Audrey Petit : Le marché est difficile, et la période n’est sans aucun doute pas propice aux ventes. Cela dit, le problème est aussi beaucoup plus fondamental : quelle place occupe la lecture dans les loisirs et, plus généralement, dans la vie des gens ? Lire prend du temps, peu ou prou, et demande un certain effort. Il est également clair qu’en France, le genre ne touche pas tout le lectorat qu’il pourrait, par rapport aux pays anglo-saxons notamment.
Ensuite, le nombre de lecteurs de fantasy a régulièrement augmenté, ces dernières années, au sens où plus d’auteurs de fantasy sont aujourd’hui plus lus. On ne lit plus que Tolkien, ou McCaffrey. On en lit beaucoup d’autres, qui réalisent des chiffres de vente tout à fait honorables et qui deviennent des best-sellers, à côté de la littérature générale et des thrillers.
Donc je fais trois vœux : que le public redécouvre le goût de la lecture et le plaisir spécifique qui lui est associé ; qu’une partie non négligeable de ce public se précipite sur la science-fiction, la fantasy et le fantastique ; et que tout le monde ait toujours un « Livre dans la Poche » (et dans les mains).

ActuSF : Peux-tu nous donner quelques pistes sur les prochains titres à venir au Livre de Poche Fantasy ?
Audrey Petit : Je peux même te donner la liste des titres qui sortiront en juin : L’Amulette de Samarcande, le premier tome de la Trilogie de Bartiméus, de Jonathan Stroud, un gros succès en grand format, le premier volume de La Pierre de Tu-Hadj, d’Alexandre Malagoli, Le Chevalier, de Gene Wolfe et La Maison d’oubli (premier volume du cycle Reine de Mémoire) d’Elisabeth Vonarburg.
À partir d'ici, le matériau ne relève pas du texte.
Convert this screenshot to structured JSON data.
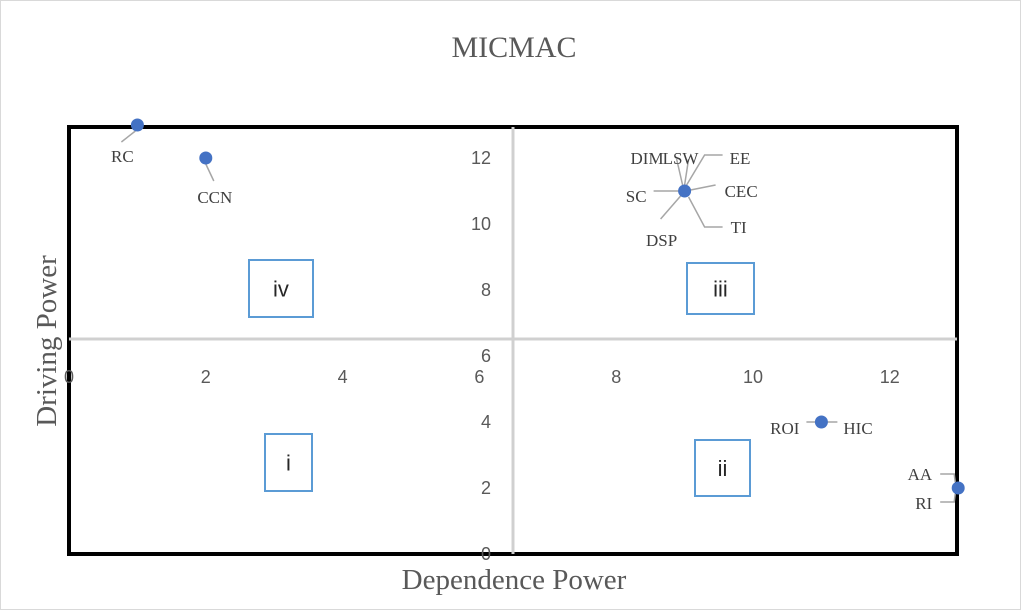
{
  "chart_data": {
    "type": "scatter",
    "title": "MICMAC",
    "xlabel": "Dependence Power",
    "ylabel": "Driving Power",
    "xlim": [
      0,
      13
    ],
    "ylim": [
      0,
      13
    ],
    "x_ticks": [
      0,
      2,
      4,
      6,
      8,
      10,
      12
    ],
    "y_ticks": [
      0,
      2,
      4,
      6,
      8,
      10,
      12
    ],
    "grid": false,
    "legend": "none",
    "point_color": "#4472c4",
    "points": [
      {
        "label": "RC",
        "x": 1,
        "y": 13
      },
      {
        "label": "CCN",
        "x": 2,
        "y": 12
      },
      {
        "label": "DIM",
        "x": 9,
        "y": 11
      },
      {
        "label": "LSW",
        "x": 9,
        "y": 11
      },
      {
        "label": "EE",
        "x": 9,
        "y": 11
      },
      {
        "label": "SC",
        "x": 9,
        "y": 11
      },
      {
        "label": "CEC",
        "x": 9,
        "y": 11
      },
      {
        "label": "DSP",
        "x": 9,
        "y": 11
      },
      {
        "label": "TI",
        "x": 9,
        "y": 11
      },
      {
        "label": "ROI",
        "x": 11,
        "y": 4
      },
      {
        "label": "HIC",
        "x": 11,
        "y": 4
      },
      {
        "label": "AA",
        "x": 13,
        "y": 2
      },
      {
        "label": "RI",
        "x": 13,
        "y": 2
      }
    ],
    "quadrants": [
      {
        "id": "iv",
        "label": "iv"
      },
      {
        "id": "iii",
        "label": "iii"
      },
      {
        "id": "i",
        "label": "i"
      },
      {
        "id": "ii",
        "label": "ii"
      }
    ]
  }
}
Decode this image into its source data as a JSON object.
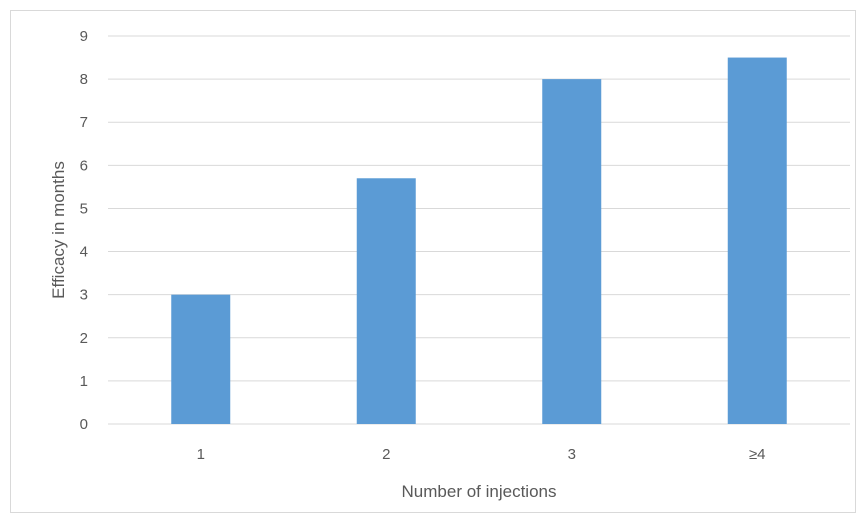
{
  "chart_data": {
    "type": "bar",
    "categories": [
      "1",
      "2",
      "3",
      "≥4"
    ],
    "values": [
      3.0,
      5.7,
      8.0,
      8.5
    ],
    "xlabel": "Number of injections",
    "ylabel": "Efficacy in months",
    "ylim": [
      0,
      9
    ],
    "yticks": [
      0,
      1,
      2,
      3,
      4,
      5,
      6,
      7,
      8,
      9
    ],
    "grid": true,
    "legend": "none",
    "colors": {
      "bar": "#5b9bd5",
      "grid": "#d9d9d9",
      "text": "#595959"
    }
  }
}
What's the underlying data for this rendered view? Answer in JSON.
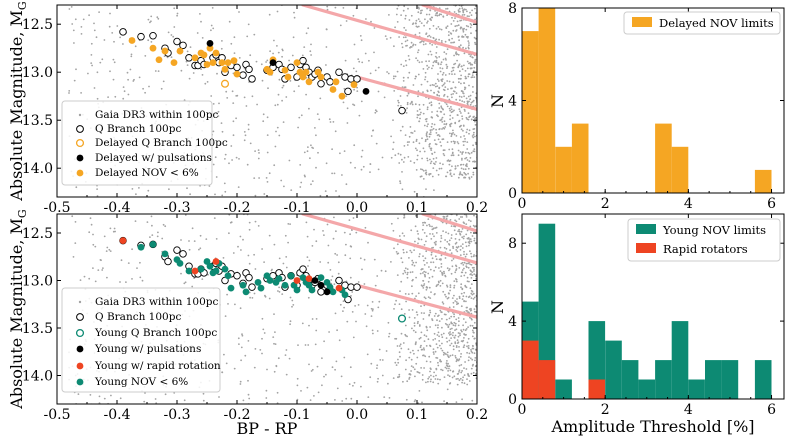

Sans oublier la réédition sous de nouvelles couvertures et maquettes de Bilbo du grand J.R.R. Tolkien et des Dames du lac de la non moins grande M.Z. Bradley.
Ensuite, à l’automne, pas mal de fantasy celtique et les suites des cycles de Duncan et Jones parus en mars. Pour 2008, un équilibre entre suites et nouveaux auteurs, sans oublier, toujours, les rééditions du fonds.